Ranking Member David Scott Opening Statement at Foreign Influence on U.S. Agriculture Hearing

House Agriculture Committee Ranking Member David Scott today delivered the following statement at a full Committee hearing regarding concerns over foreign influence on American agriculture. Watch the full hearing here.

[As prepared for delivery]

The purpose of today’s hearing is to discuss the influence that China has on American agriculture. Unfortunately, some of the rhetoric surrounding this topic may derail us from tackling the real issues at hand and may contribute to violence against Asian Americans. I want all Americans to know that we on the Agriculture Committee condemn all bigotry, including race-motivated threats and acts of violence. This is about agricultural policy, not people policy.

I also want us to keep in mind that China is an important trading partner to the U.S. We need a thorough and policy-heavy conversation so we can help American farmers and our agricultural system navigate this issue. I hope everyone here today will engage in a serious and fact-based conversation and avoid fearmongering and alarmism.

Though I’m told that this isn’t the topic of this hearing, I am also pleased that the recently enacted Agriculture Appropriations bill will help USDA update its outdated system of tracking foreign agricultural land ownership.

If we are going to have a serious discussion about foreign influence on American agriculture, we must remember that China is our largest trade partner, accounting for $33.7 billion in US agricultural exports last fiscal year. American farmers are the most efficient and productive in the world, and because of this, we produce far more than we can consume. My colleagues will often note that we are in an agricultural trade deficit, and I am here to tell you that alienating our trade partners will only deepen that deficit.

American farmers need large markets to export their products, and when those markets are lost, it harms our farmers. We saw the implications of this when the Trump Administration started a trade war with China, creating chaos and undermining markets for American farmers.

Since the trade war shut American farmers out of China, Brazilian farmers have filled the gap, increasing their exports to China as US market share decreased.

Now Trump is calling for a 60 percent tariff on all Chinese goods. This would have drastic impacts on American agricultural production, increase costs for consumers, and would almost certainly lead to devastating retaliatory tariffs placed on US agricultural exports.
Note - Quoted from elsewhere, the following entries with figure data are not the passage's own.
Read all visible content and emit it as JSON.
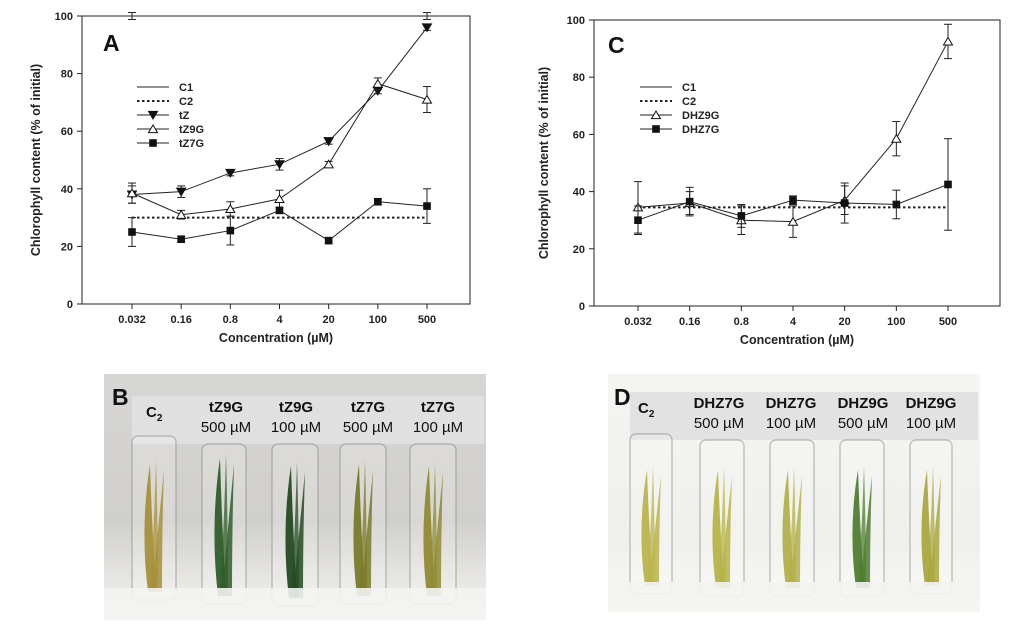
{
  "chart_data": [
    {
      "type": "line",
      "panel": "A",
      "x_categories": [
        "0.032",
        "0.16",
        "0.8",
        "4",
        "20",
        "100",
        "500"
      ],
      "xlabel": "Concentration (µM)",
      "ylabel": "Chlorophyll content (% of initial)",
      "ylim": [
        0,
        100
      ],
      "yticks": [
        0,
        20,
        40,
        60,
        80,
        100
      ],
      "grid": false,
      "legend_placement": "upper-left",
      "series": [
        {
          "name": "C1",
          "style": "solid",
          "x": [
            "0.032",
            "500"
          ],
          "values": [
            100,
            100
          ],
          "errors": [
            1.2,
            1.2
          ]
        },
        {
          "name": "C2",
          "style": "dotted",
          "x": [
            "0.032",
            "500"
          ],
          "values": [
            30,
            30
          ],
          "errors": [
            0,
            0
          ]
        },
        {
          "name": "tZ",
          "marker": "triangle-down-filled",
          "values": [
            38,
            39,
            45.5,
            48.5,
            56.5,
            74,
            96
          ],
          "errors": [
            3,
            2,
            1,
            2,
            1,
            1,
            1
          ]
        },
        {
          "name": "tZ9G",
          "marker": "triangle-up-open",
          "values": [
            38.5,
            31,
            33,
            36.5,
            48.5,
            76.5,
            71
          ],
          "errors": [
            3.5,
            1.5,
            2.5,
            3,
            1,
            2,
            4.5
          ]
        },
        {
          "name": "tZ7G",
          "marker": "square-filled",
          "values": [
            25,
            22.5,
            25.5,
            32.5,
            22,
            35.5,
            34
          ],
          "errors": [
            5,
            1,
            5,
            1,
            1,
            1,
            6
          ]
        }
      ]
    },
    {
      "type": "line",
      "panel": "C",
      "x_categories": [
        "0.032",
        "0.16",
        "0.8",
        "4",
        "20",
        "100",
        "500"
      ],
      "xlabel": "Concentration (µM)",
      "ylabel": "Chlorophyll content (% of initial)",
      "ylim": [
        0,
        100
      ],
      "yticks": [
        0,
        20,
        40,
        60,
        80,
        100
      ],
      "grid": false,
      "legend_placement": "upper-left",
      "series": [
        {
          "name": "C1",
          "style": "solid",
          "x": [
            "0.032",
            "500"
          ],
          "values": [
            100,
            100
          ],
          "errors": [
            0,
            0
          ]
        },
        {
          "name": "C2",
          "style": "dotted",
          "x": [
            "0.032",
            "500"
          ],
          "values": [
            34.5,
            34.5
          ],
          "errors": [
            0,
            0
          ]
        },
        {
          "name": "DHZ9G",
          "marker": "triangle-up-open",
          "values": [
            34.5,
            36,
            30,
            29.5,
            37,
            58.5,
            92.5
          ],
          "errors": [
            9,
            4,
            5,
            5.5,
            5,
            6,
            6
          ]
        },
        {
          "name": "DHZ7G",
          "marker": "square-filled",
          "values": [
            30,
            36.5,
            31.5,
            37,
            36,
            35.5,
            42.5
          ],
          "errors": [
            5,
            5,
            4,
            1.5,
            7,
            5,
            16
          ]
        }
      ]
    }
  ],
  "panels": {
    "A": {
      "letter": "A"
    },
    "B": {
      "letter": "B",
      "control": {
        "main": "C",
        "sub": "2"
      },
      "tubes": [
        {
          "line1": "tZ9G",
          "line2": "500 µM",
          "leaf": "#2f5e2a"
        },
        {
          "line1": "tZ9G",
          "line2": "100 µM",
          "leaf": "#244b22"
        },
        {
          "line1": "tZ7G",
          "line2": "500 µM",
          "leaf": "#7a7a2a"
        },
        {
          "line1": "tZ7G",
          "line2": "100 µM",
          "leaf": "#8f8b35"
        }
      ],
      "control_leaf": "#a7903a"
    },
    "C": {
      "letter": "C"
    },
    "D": {
      "letter": "D",
      "control": {
        "main": "C",
        "sub": "2"
      },
      "tubes": [
        {
          "line1": "DHZ7G",
          "line2": "500 µM",
          "leaf": "#b6b448"
        },
        {
          "line1": "DHZ7G",
          "line2": "100 µM",
          "leaf": "#b3b04a"
        },
        {
          "line1": "DHZ9G",
          "line2": "500 µM",
          "leaf": "#4f7d30"
        },
        {
          "line1": "DHZ9G",
          "line2": "100 µM",
          "leaf": "#a9a83f"
        }
      ],
      "control_leaf": "#b9b44c"
    }
  }
}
I think it is fair to think that the US being so dependent upon a single export market — which is also a strategic competitor — poses a risk for American farmers. One way that we can address that concern is to expand trade in existing markets and open new markets.

I continue to support increasing the Market Access Program and Foreign Market Development Program in the farm bill, and I believe that new trade deals are critical for American agriculture.

However, there are many places where I am critical of the Chinese government. The theft of seeds and other agricultural technology is highly concerning and continues to be a problem. Market distortion through domestic price support programs and ignoring WTO decisions hinders access and creates an uneven playing field for US farmers. I also remain highly critical of any foreign government seeking to buy American land near essential intelligence or military installations. We must protect our national security interests.

I look forward to hearing from our witnesses today and coming out of this hearing with an improved understanding of our relationship with China and how we can work to protect American agricultural interests.I yield back.